Trailers do put some of it's weight on the pickup. Bumper pulls but it all on the rear axle unless you use an equalizer hitch. Goose necks will put weight on both axles so distributes it's weight better. This is why you can haul more in a goose neck.


----------



## BigGirlsRideWarmbloods (Mar 28, 2010)

The only tow Guide I could find from Chevy & GM was very generic:
http://www.gmfleet.com/pdf/trailering.pdf

And says:
_*Gross Vehicle Weight Rating (GVWR)* is the maximum number of
pounds a tow vehicle may weigh. Everything that contributes to the
weight of the tow vehicle is calculated in this rating, including the weight
of the vehicle, driver and all passengers, fuel, payload, trailer tongue
weight, hitch weight and all optional equipment. The GVWR is displayed
on the driver’s door or door-lock pillar label of your vehicle._

I even went so far as to contacting the publishing house for ordering original repair manuals but they don't have a specific tow guides. Mostly wiring diagrams and engine schematics.



Joe4d said:


> stop reading articles and making this way more complicated than it is. Every single truck manufacturer publishes a towing guide, look up that towing guide for your specific vehicle and it will tell you exactly what it can tow conventional and goose/fifth wheel. DOnt worry about all the gvs gr.s gwwwcs.
> Do you look at any of that to see how many people you can carry ? While techincally it matters, in practice it doesnt. Just look at the OEM tow guide and stay below those numbers, the more below the better.
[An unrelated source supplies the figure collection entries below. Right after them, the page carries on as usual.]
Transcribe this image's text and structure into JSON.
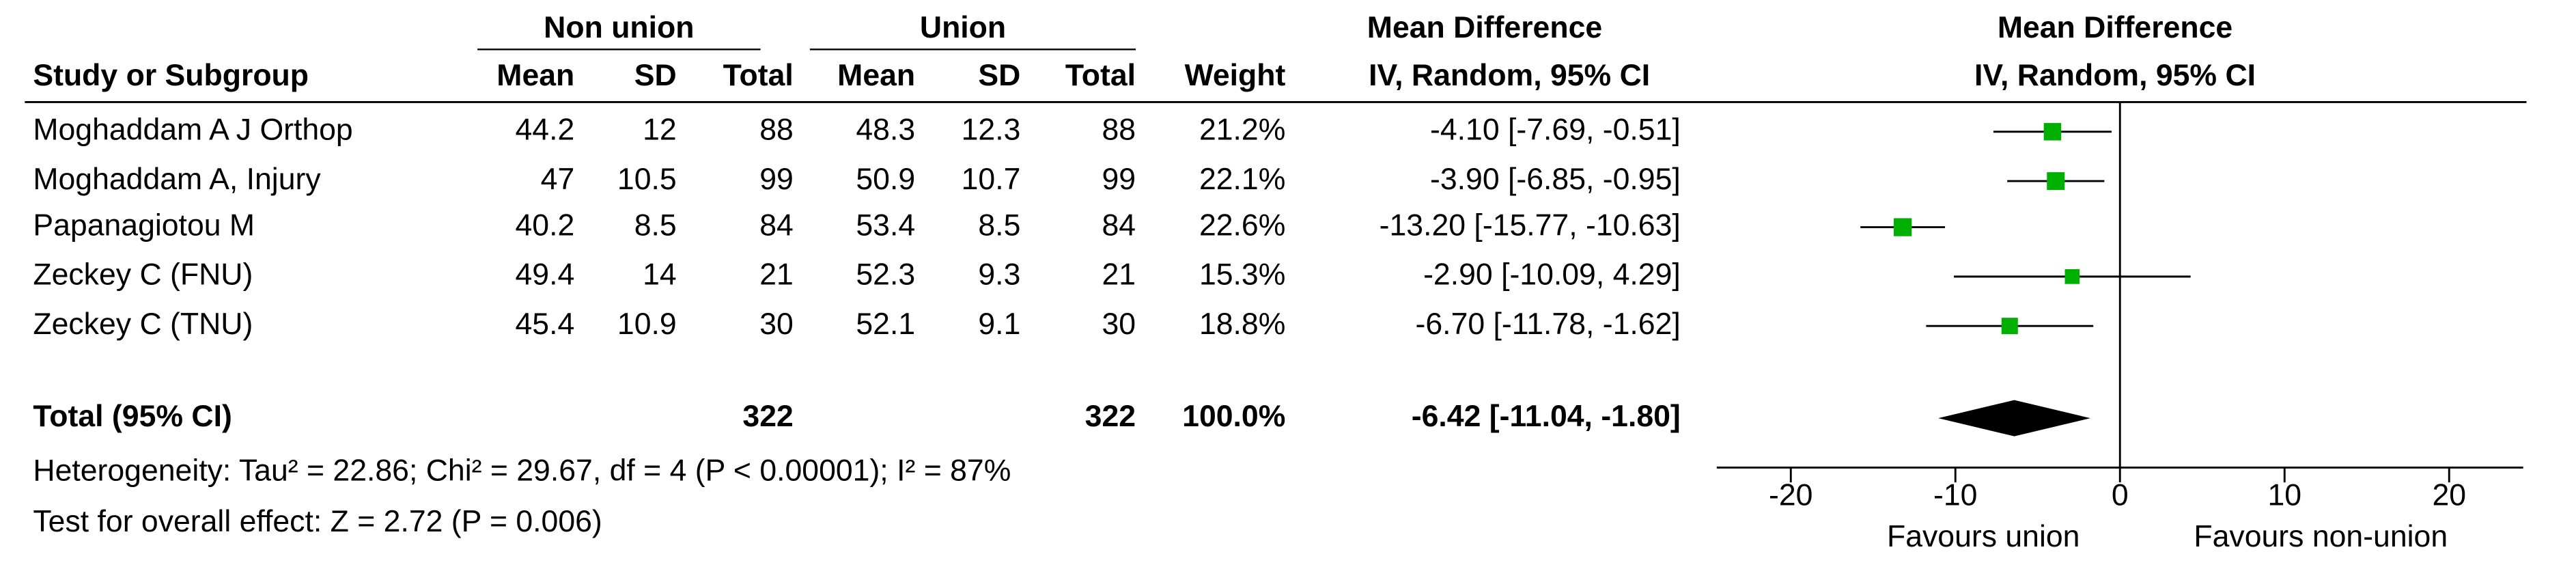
{
  "chart_data": {
    "type": "forest",
    "group_headers": [
      "Non union",
      "Union",
      "Mean Difference",
      "Mean Difference"
    ],
    "method_headers": [
      "IV, Random, 95% CI",
      "IV, Random, 95% CI"
    ],
    "columns": [
      "Study or Subgroup",
      "Mean",
      "SD",
      "Total",
      "Mean",
      "SD",
      "Total",
      "Weight"
    ],
    "studies": [
      {
        "name": "Moghaddam A J Orthop",
        "mean1": 44.2,
        "sd1": 12,
        "n1": 88,
        "mean2": 48.3,
        "sd2": 12.3,
        "n2": 88,
        "weight": 21.2,
        "weight_label": "21.2%",
        "md": -4.1,
        "lower": -7.69,
        "upper": -0.51,
        "ci_label": "-4.10 [-7.69, -0.51]"
      },
      {
        "name": "Moghaddam A, Injury",
        "mean1": 47,
        "sd1": 10.5,
        "n1": 99,
        "mean2": 50.9,
        "sd2": 10.7,
        "n2": 99,
        "weight": 22.1,
        "weight_label": "22.1%",
        "md": -3.9,
        "lower": -6.85,
        "upper": -0.95,
        "ci_label": "-3.90 [-6.85, -0.95]"
      },
      {
        "name": "Papanagiotou M",
        "mean1": 40.2,
        "sd1": 8.5,
        "n1": 84,
        "mean2": 53.4,
        "sd2": 8.5,
        "n2": 84,
        "weight": 22.6,
        "weight_label": "22.6%",
        "md": -13.2,
        "lower": -15.77,
        "upper": -10.63,
        "ci_label": "-13.20 [-15.77, -10.63]"
      },
      {
        "name": "Zeckey C (FNU)",
        "mean1": 49.4,
        "sd1": 14,
        "n1": 21,
        "mean2": 52.3,
        "sd2": 9.3,
        "n2": 21,
        "weight": 15.3,
        "weight_label": "15.3%",
        "md": -2.9,
        "lower": -10.09,
        "upper": 4.29,
        "ci_label": "-2.90 [-10.09, 4.29]"
      },
      {
        "name": "Zeckey C (TNU)",
        "mean1": 45.4,
        "sd1": 10.9,
        "n1": 30,
        "mean2": 52.1,
        "sd2": 9.1,
        "n2": 30,
        "weight": 18.8,
        "weight_label": "18.8%",
        "md": -6.7,
        "lower": -11.78,
        "upper": -1.62,
        "ci_label": "-6.70 [-11.78, -1.62]"
      }
    ],
    "total": {
      "name": "Total (95% CI)",
      "n1": 322,
      "n2": 322,
      "weight": 100,
      "weight_label": "100.0%",
      "md": -6.42,
      "lower": -11.04,
      "upper": -1.8,
      "ci_label": "-6.42 [-11.04, -1.80]"
    },
    "heterogeneity": "Heterogeneity: Tau² = 22.86; Chi² = 29.67, df = 4 (P < 0.00001); I² = 87%",
    "overall_effect": "Test for overall effect: Z = 2.72 (P = 0.006)",
    "xlim": [
      -24.5,
      24.5
    ],
    "xticks": [
      -20,
      -10,
      0,
      10,
      20
    ],
    "favours_left": "Favours union",
    "favours_right": "Favours non-union",
    "square_color": "#00b000",
    "diamond_color": "#000000"
  }
}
GVWR is about suspension weight, not towing capacity. other than the actual weight on the hitch.


----------



## Darrin (Jul 11, 2011)

Your axles are rated for 7,200# and 3,800# for a GVWR of 11,000#. Unfortunately your actual tow rating depends on exactly how your vehicle is equiped but with your axles I'm willing to bet it is 9,000# tow rating for a total of vehicle and trailer weight (GCVW) maximum of 20,000#.


----------



## gunslinger (Sep 17, 2011)

I'd ask your insurance agent how much you can tow and still be covered.


----------



## azwantapaint (Feb 5, 2012)

For what its worth, my girlfriend's truck is an F250, similar construction to yours, rated for 18K#.
My F350 is rated for 21K#, but i am limited to 18K as well, due to USDOT regs.
If i scale over 26K, i am required by law to have a CDL, because my truck has commercial signage as well as being owned by a business. Makes things a little fuzzy, but thats what the DMV told me.
A 2000# trailer plus a 1000# horse, gear, etc, on a 3/4 ton is a walk in the park.
I would, however, be concerned with tongue weight. Load it too much forward, and you'll have problems.
Load it too far back, and you'll get wag, which can be lethal.
I have both gooseneck and bumper pull hitches on my truck.
I use the goose whenever i can, as i find it easier to maneuver in tight quarters, and it tends to ride better in general, with the bulk of the weight distributed onto the rear axle makes for a smooth ride.


----------